In Acts 6, Stephen (the first martyr) was on trial for challenging the religious traditions and customs of the day:
They seized Stephen and brought him before the Sanhedrin. They produced false witnesses, who testified, “This fellow never stops speaking against this holy place and against the law. For we have heard him say that this Jesus of Nazareth will destroy this place and change the customs Moses handed down to us.” Acts 6:12-14
History has a funny way of repeating itself as the church today still struggles with traditions and customs that drag us away from our mission of making disciples of all nations (Matthew 28:19-20). So, in honor of Stephen, here are six traditions handed down to us that need to be changed:
1. Agreeing with the Word of God rather than obeying it. Somewhere along the way we began to assume that mental assent was enough. We’re great about agreeing with the Word of God. Americans believe in the Bible! Obedience, however, is a different matter. What’s the problem? Jesus said that it’s the application, not the intention, that matters (Matthew 7:24-27). Even demons believe in God (James 2:19). Agreeing with the Word of God is not enough; we need to start obeying it.
2. Getting discipled rather than making disciples. In the Great Commission (Matthew 28:19-20), Jesus is explicit in his instructions to his followers: make disciples of all nations. And for centuries that’s exactly what they’ve done. But today American Christians seem like they’d rather get discipled than make disciples. This inward-focused, head-knowledge, navel-gazing brand of religion has the church in a spot where we know more than ever before, yet our churches are dying, not growing. That tradition needs to change!3. Withdrawing from the messes rather than running toward them. We’re on the wrong side of Luke 15. In the famous parable of the prodigal son, Jesus tells the story of a son who simply makes a mess of his life and then decides to come home. How he’s received is contrasted by the father and the older brother. The father saw the son from a distance and ran towards him (Luke 15:20), indicating our Heavenly Father’s heart towards the world. But how often do we truly (as a church) run toward the messes around us? How active are churches today in our communities? More often we withdraw from the mess, choosing to stay safe inside our sanitary church buildings.
4. Judging the world rather than loving it. The older brother in Luke 15 chose not to embrace his brother but judge him. Are Christians today known for their judgmental attitudes towards those around them? Far too often! Paul said in 1 Corinthians 5:12 “What business is it of mine to judge those outside the church?” This was a practical application of Jesus’ overarching command to “love one another” in John 13:34-35. Honestly, for many of us in the church toay we have these commands bass ackwards.
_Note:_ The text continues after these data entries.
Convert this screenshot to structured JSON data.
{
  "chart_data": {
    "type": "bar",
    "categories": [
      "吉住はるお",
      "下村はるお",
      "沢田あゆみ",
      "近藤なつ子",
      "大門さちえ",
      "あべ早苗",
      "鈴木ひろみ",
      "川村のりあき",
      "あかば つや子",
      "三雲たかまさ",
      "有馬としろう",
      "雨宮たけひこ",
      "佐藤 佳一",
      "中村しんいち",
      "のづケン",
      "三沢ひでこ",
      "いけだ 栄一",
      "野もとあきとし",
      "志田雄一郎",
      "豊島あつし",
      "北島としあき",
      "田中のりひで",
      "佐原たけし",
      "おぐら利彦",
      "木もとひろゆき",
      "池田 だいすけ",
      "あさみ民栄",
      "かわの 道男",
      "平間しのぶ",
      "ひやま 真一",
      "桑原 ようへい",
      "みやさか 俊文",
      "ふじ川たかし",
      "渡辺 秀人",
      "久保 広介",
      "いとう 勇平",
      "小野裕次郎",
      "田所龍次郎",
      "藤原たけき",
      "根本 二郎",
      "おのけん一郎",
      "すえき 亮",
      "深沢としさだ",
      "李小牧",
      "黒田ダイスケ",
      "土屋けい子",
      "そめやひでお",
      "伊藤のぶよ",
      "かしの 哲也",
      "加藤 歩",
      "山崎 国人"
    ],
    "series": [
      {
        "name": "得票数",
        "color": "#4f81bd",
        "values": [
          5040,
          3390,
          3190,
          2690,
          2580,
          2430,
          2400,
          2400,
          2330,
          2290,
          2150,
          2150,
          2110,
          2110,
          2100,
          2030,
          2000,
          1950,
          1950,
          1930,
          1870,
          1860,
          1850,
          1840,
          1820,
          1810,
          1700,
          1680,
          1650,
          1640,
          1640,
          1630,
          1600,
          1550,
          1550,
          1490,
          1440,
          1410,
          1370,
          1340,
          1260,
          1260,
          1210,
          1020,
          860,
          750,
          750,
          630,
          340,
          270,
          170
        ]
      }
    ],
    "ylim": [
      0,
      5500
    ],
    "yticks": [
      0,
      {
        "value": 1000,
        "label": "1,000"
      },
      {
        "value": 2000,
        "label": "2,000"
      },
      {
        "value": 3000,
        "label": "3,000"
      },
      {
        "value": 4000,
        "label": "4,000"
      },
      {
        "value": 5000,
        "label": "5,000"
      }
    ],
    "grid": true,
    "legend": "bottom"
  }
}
5. Maintaining uncompromising dogma rather than celebrating uncommon fellowship. Not only do we judge the world, we judge other Christians who don’t maintain our narrow stripe of Christian beliefs. Denominations draw boundaries beyond which we dare not venture. This was the point Andy Stanley was recently trying to make when he said that church unity (John 17:23) trumps theological correctness. The overwhelming response? Judge Andy Stanley and double down on the need for uncompromising dogma. Is it any surprise that Christians aren’t united today? A house divided against itself cannot stand.
6. Living in spite of eternity rather than in light of eternity. Let’s be honest: most of us (myself included) live like heaven isn’t really going to happen. How can I say that? Just look at how we spend our time, our energy, our resources. We spend the overwhelming majority of our incomes on ourselves, our pleasures, making ourselves comfortable in this world, as if this world is all that there is. We’ve completely forgotten the command by Jesus to store up for ourselves treasures in heaven, not treasures on earth (Matthew 6:19-20).
QUESTION: What other traditions would you add to this list?